Posted on:1997-01-24Degree:Ph.DType:Dissertation
University:University of California, BerkeleyCandidate:Wayman, Wendy JaneFull Text:PDF
GTID:1465390014484220Subject:Language
Abstract/Summary:
This study explores the models of language inherent in the history of thought and scholarship on composition, literacy and language influencing those operating both tacitly and explicitly in the beginning college writing classroom. Using scholarly, ethnographic and case study methods, this study argues that as participants of academic culture, beginning students and seasoned teachers alike, share notions of the nature and purpose of speech and writing reflecting a traditional bifurcation of perspectives on language: as seen either from the viewpoint of the speaker experiencing language as energeia, or from the observer viewing language as a rule-governed artifact.
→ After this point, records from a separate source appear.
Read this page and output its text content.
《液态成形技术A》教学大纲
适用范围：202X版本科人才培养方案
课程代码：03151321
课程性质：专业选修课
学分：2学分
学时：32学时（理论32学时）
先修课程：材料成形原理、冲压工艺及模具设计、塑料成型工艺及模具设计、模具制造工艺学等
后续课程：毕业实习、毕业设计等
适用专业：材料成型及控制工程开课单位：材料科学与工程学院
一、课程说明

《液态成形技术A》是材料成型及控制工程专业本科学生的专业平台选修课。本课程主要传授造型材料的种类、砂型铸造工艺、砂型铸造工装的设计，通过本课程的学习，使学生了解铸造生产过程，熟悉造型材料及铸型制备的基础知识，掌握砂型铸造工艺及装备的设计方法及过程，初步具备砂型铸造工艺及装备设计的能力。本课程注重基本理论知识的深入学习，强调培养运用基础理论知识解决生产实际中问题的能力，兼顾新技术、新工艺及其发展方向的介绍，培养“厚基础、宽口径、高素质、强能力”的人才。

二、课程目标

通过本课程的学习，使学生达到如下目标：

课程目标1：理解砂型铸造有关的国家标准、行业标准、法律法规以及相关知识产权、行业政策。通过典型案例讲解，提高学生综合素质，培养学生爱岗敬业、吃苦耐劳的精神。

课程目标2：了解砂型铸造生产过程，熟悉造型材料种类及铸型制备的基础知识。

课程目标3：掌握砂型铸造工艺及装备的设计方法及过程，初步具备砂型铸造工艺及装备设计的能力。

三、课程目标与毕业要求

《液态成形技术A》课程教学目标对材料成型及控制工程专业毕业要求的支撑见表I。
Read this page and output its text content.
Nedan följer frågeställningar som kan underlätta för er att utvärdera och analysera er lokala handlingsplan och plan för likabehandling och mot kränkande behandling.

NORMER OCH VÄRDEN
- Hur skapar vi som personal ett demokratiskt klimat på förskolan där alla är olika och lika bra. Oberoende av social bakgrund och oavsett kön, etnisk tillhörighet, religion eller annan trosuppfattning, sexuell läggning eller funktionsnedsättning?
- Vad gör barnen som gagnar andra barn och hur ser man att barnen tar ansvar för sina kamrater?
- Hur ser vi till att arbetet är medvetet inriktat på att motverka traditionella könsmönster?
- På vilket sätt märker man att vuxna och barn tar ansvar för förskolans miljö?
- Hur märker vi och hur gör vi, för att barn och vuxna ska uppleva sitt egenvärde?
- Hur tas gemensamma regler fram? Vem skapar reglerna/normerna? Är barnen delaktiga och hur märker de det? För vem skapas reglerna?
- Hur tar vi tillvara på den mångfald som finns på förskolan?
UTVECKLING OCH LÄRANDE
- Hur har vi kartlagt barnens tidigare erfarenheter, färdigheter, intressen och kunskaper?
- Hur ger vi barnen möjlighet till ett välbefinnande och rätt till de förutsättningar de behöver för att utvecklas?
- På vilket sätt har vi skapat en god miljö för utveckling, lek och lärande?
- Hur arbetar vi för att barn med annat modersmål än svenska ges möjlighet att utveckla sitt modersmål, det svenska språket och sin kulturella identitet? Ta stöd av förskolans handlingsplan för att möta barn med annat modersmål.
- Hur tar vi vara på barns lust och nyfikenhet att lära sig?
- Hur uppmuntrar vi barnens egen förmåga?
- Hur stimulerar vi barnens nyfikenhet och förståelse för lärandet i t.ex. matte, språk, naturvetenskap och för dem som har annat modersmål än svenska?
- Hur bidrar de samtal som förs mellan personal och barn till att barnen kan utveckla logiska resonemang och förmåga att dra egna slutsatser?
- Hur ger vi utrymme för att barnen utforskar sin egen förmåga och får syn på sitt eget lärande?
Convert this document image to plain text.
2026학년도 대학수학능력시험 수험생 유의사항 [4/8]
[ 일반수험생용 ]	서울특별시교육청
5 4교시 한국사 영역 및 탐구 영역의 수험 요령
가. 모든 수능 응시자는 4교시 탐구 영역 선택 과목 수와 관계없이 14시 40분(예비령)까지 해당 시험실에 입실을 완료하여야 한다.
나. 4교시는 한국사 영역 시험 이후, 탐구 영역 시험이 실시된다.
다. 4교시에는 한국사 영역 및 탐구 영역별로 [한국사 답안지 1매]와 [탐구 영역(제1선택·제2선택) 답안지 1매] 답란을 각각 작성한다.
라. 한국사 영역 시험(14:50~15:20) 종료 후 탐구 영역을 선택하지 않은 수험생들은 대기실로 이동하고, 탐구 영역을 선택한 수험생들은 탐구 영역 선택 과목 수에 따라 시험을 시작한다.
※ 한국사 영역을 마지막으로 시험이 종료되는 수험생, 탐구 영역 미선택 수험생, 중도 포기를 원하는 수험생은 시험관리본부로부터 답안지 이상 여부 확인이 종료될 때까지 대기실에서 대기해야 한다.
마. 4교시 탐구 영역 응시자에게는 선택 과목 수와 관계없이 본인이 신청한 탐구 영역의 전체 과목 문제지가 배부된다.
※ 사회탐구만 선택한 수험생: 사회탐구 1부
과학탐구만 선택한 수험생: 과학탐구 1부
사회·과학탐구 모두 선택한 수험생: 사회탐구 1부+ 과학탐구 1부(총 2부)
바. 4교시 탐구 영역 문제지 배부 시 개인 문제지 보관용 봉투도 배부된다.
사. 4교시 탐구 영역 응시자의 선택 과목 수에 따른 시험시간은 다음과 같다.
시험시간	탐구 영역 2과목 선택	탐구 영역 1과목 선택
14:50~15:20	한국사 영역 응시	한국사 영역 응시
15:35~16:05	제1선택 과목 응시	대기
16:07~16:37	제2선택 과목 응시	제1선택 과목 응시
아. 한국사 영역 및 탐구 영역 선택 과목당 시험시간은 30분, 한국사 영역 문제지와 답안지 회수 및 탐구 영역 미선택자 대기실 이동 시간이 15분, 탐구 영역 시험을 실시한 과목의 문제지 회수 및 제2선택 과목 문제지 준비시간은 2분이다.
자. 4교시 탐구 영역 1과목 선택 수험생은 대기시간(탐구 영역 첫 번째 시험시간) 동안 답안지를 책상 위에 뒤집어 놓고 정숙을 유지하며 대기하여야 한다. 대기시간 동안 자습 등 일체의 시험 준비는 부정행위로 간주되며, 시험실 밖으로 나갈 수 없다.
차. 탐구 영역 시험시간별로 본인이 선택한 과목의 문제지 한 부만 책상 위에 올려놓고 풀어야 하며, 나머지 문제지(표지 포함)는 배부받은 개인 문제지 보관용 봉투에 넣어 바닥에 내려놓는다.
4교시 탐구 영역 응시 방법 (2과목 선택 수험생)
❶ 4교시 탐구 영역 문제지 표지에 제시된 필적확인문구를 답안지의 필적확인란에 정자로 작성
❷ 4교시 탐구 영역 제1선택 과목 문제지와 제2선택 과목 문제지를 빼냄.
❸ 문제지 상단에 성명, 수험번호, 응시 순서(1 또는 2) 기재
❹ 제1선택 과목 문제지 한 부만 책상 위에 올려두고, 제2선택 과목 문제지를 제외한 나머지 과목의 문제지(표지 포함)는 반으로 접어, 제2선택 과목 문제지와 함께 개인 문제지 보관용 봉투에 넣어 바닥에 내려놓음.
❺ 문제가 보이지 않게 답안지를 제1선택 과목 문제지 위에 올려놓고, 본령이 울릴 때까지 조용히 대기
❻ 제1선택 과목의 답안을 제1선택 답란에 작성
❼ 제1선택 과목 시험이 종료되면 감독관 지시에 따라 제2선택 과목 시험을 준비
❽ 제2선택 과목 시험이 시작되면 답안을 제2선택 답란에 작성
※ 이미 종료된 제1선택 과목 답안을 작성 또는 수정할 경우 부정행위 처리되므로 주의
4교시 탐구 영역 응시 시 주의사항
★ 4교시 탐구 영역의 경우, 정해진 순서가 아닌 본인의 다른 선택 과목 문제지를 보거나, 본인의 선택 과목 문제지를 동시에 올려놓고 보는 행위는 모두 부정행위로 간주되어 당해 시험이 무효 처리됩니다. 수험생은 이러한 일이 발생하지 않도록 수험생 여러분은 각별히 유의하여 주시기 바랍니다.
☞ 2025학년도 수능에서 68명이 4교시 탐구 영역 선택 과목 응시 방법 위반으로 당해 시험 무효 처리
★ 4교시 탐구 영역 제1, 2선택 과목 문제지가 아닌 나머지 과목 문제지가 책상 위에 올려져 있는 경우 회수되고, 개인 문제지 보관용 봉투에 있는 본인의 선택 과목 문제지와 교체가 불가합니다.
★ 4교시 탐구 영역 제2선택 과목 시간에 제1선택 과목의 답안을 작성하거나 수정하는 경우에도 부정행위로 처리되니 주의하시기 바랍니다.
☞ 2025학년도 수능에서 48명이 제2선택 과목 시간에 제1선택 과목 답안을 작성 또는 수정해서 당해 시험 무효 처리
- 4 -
However, the classroom models reflect attenuated and polarized versions of their traditional scholarly forms. This study contributes to the restoration of the classroom models by exploring them in various social-historical contexts of composition, literacy and linguistic studies, from the work of Wilhelm von Humboldt and Ferdinand de Saussure, to the debate over pedagogy at Dartmouth. An ethnographic study of two Basic Writing classrooms and case studies of the experiences of five student writers illustrate the function of traditional models as they interact with each other in the classroom, becoming dynamic forms in the relationships among the institution, the teacher, the students, and their experiences with language. Teacher and student writers who recognize their own tacit models, as well as parallels between their own experiences and traditional theoretical struggles, can gain insight thereby into many of the problems encountered in both their writing classroom and their texts. This study concludes that when balanced within a functional repertoire of models, the traditional models for language can be legitimate and helpful constructs for the teaching and learning of writing. However, both teachers and students must combine an understanding of this heritage with the self-reflection necessary to discover their own models of language and the forms they take in their particular classroom context.